I never feel like I’m a success. People could tell me I am all day and night, but I always feel like I could still do better or I could go stronger. That’s why I don’t like to miss work, because I’m afraid guests will come in and I won’t be there to make sure they’re happy.

-Pete Ciarrocchi


I don’t think I’ve done enough. I don’t think I know enough. I constantly criticize myself. I’m never easy on myself. The people who have had a hard time in their childhood and end up successful typically feel that way.

-Ali Houshmand



On women…

I have a daughter and a son who are 12 and 14. My daughter was in a class where 80 percent of the students were boys. I watched her struggle to gain her voice at the table – at the math table and the science table. I knew she was capable, but I watched her struggle because it wasn’t set up for her in the way it was for the boys. That directly affects the way I parent – and not just my daughter, my son too.

– Sidney Hargro


The single best two things that happened to me were getting married and having three girls. My daughters changed everything: the way I see the world, the way I see popular culture – in almost an adversarial way – and the way I see myself. It changed the way I think and behave. I realized that if I was smart enough and patient enough and quiet enough – that’s the hardest one for me – I can learn so very much from them.

– Chris Rollins


Smart men understand that ultimately it is our relationships, particularly with women, that make us successful. All success, all happiness is about relationships. It is the women who help us, who nurture us, who enable us, who allow us to be successful in that way.

– Les Cohen


If you go to any higher-education institution in this country, there’s significantly more females than males. They graduate faster. They have a better GPA. But in the industries with the biggest salaries – science, technology, engineering, computer science – there are not enough female students, even though they are so capable and smart. It baffles me.

-Ali Houshmand



On mentors…

I had my Uncle George and, of course, my father. Uncle George was the one who knew the bar business. He was a Silver Star recipient in World War II, but we didn’t find out until he passed away. He’s the one who would say, “Peter, you’re doing a good job.”

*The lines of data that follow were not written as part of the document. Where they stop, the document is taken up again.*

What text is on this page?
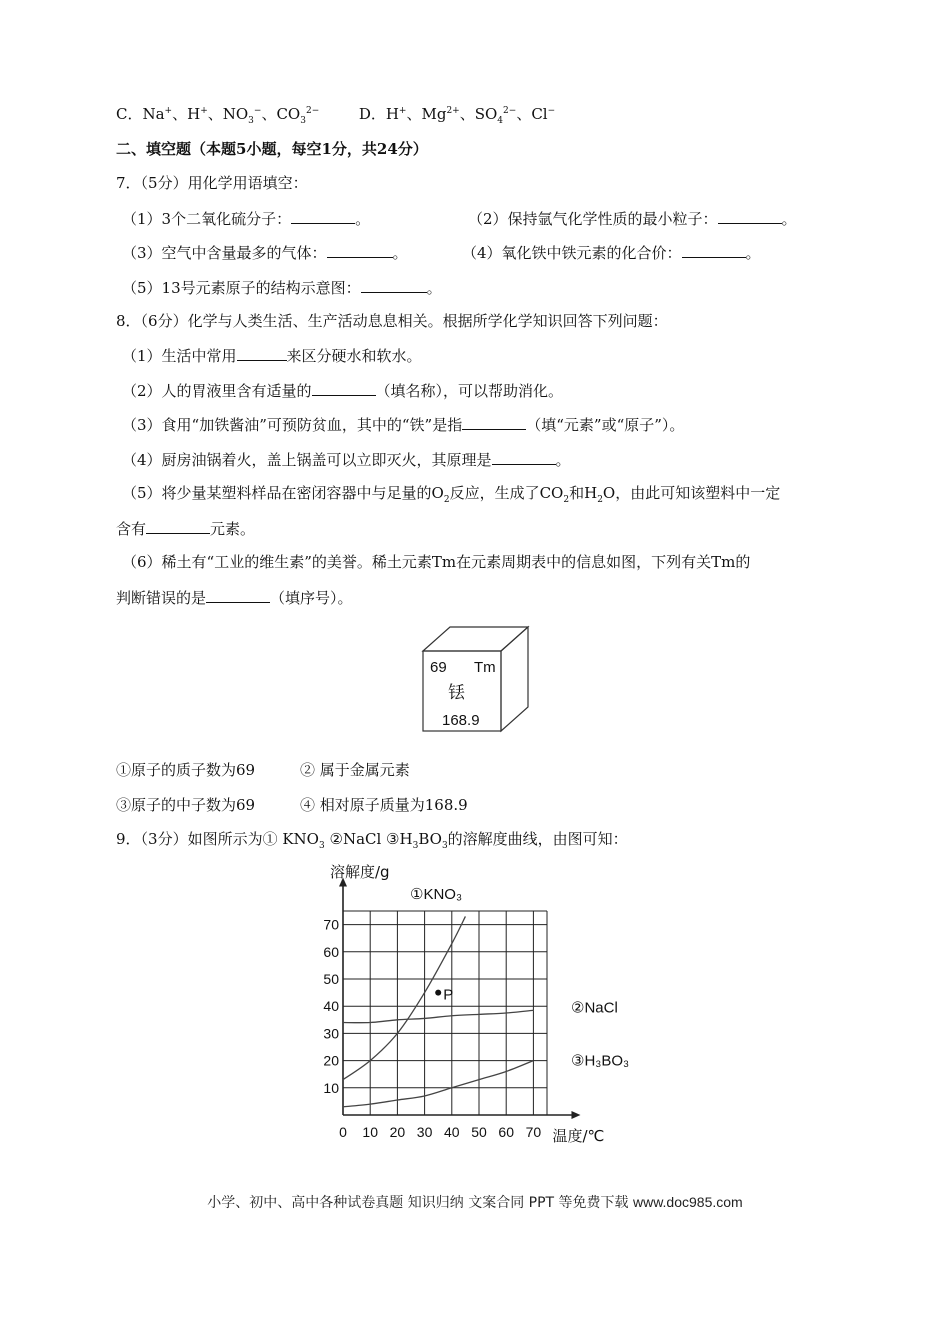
C．Na+、H+、$NO_3^-$、$CO_3^{2-}$	D．H+、$Mg^{2+}$、$SO_4^{2-}$、Cl−
二、填空题（本题5小题，每空1分，共24分）
7．（5分）用化学用语填空：
（1）3个二氧化硫分子：	。	（2）保持氩气化学性质的最小粒子：	。
（3）空气中含量最多的气体：	。	（4）氧化铁中铁元素的化合价：	。
（5）13号元素原子的结构示意图：	。
8．（6分）化学与人类生活、生产活动息息相关。根据所学化学知识回答下列问题：
（1）生活中常用	来区分硬水和软水。
（2）人的胃液里含有适量的	（填名称），可以帮助消化。
（3）食用“加铁酱油”可预防贫血，其中的“铁”是指	（填“元素”或“原子”）。
（4）厨房油锅着火，盖上锅盖可以立即灭火，其原理是	。
（5）将少量某塑料样品在密闭容器中与足量的$O_2$反应，生成了$CO_2$和$H_2O$，由此可知该塑料中一定
含有	元素。
（6）稀土有“工业的维生素”的美誉。稀土元素Tm在元素周期表中的信息如图，下列有关Tm的
判断错误的是	（填序号）。
69 Tm
铥
168.9
①原子的质子数为69	② 属于金属元素
③原子的中子数为69	④ 相对原子质量为168.9
9．（3分）如图所示为① $KNO_3$ ②NaCl $③H_3BO_3$的溶解度曲线，由图可知：
0 10 20 30 40 50 60 70
10
20
30
40
50
60
70
溶解度/g
温度/℃
①KNO₃
②NaCl
③H₃BO₃
P
小学、初中、高中各种试卷真题 知识归纳 文案合同 PPT 等免费下载 www.doc985.com
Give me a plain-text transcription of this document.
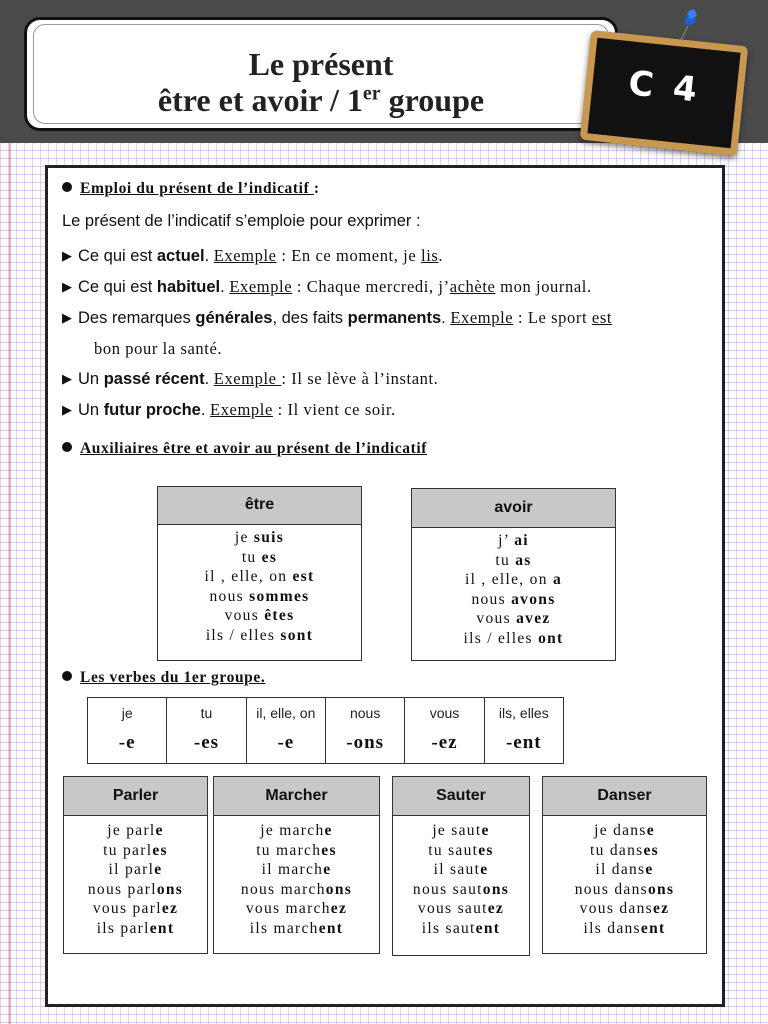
Le présent
être et avoir / 1er groupe	C 4
Emploi du présent de l’indicatif :
Le présent de l’indicatif s’emploie pour exprimer :
▶ Ce qui est actuel. Exemple : En ce moment, je lis.
▶ Ce qui est habituel. Exemple : Chaque mercredi, j’achète mon journal.
▶ Des remarques générales, des faits permanents. Exemple : Le sport est
bon pour la santé.
▶ Un passé récent. Exemple : Il se lève à l’instant.
▶ Un futur proche. Exemple : Il vient ce soir.
Auxiliaires être et avoir au présent de l’indicatif
être
je suis
tu es
il , elle, on est
nous sommes
vous êtes
ils / elles sont
avoir
j’ ai
tu as
il , elle, on a
nous avons
vous avez
ils / elles ont
Les verbes du 1er groupe.
je
-e
tu
-es
il, elle, on
-e
nous
-ons
vous
-ez
ils, elles
-ent
Parler
je parle
tu parles
il parle
nous parlons
vous parlez
ils parlent
Marcher
je marche
tu marches
il marche
nous marchons
vous marchez
ils marchent
Sauter
je saute
tu sautes
il saute
nous sautons
vous sautez
ils sautent
Danser
je danse
tu danses
il danse
nous dansons
vous dansez
ils dansent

And my father – everybody loved my father. My father passed away when I was only 30, and there was a line that went around the block for this guy, because he took care of people. That’s what I do for a living, I take care of people.

– Pete Ciarrocchi




I’ve had a lot of mentors, but I didn’t know it until years later. They pushed me at that fork in the road or through that door. Now I look for opportunities where I can say, “Hey, here’s my ideas. Here’s my opinions. Maybe you’ll get something out of that.”

– Gene Muller


In high school, there was one teacher who said to me, “You’re going to college.” I looked at him and said, “No, I’m not. My parents didn’t go to college. My siblings didn’t go to college. I’m not going.” He said, “Yes, you are.” He was believing in me until I could believe in myself.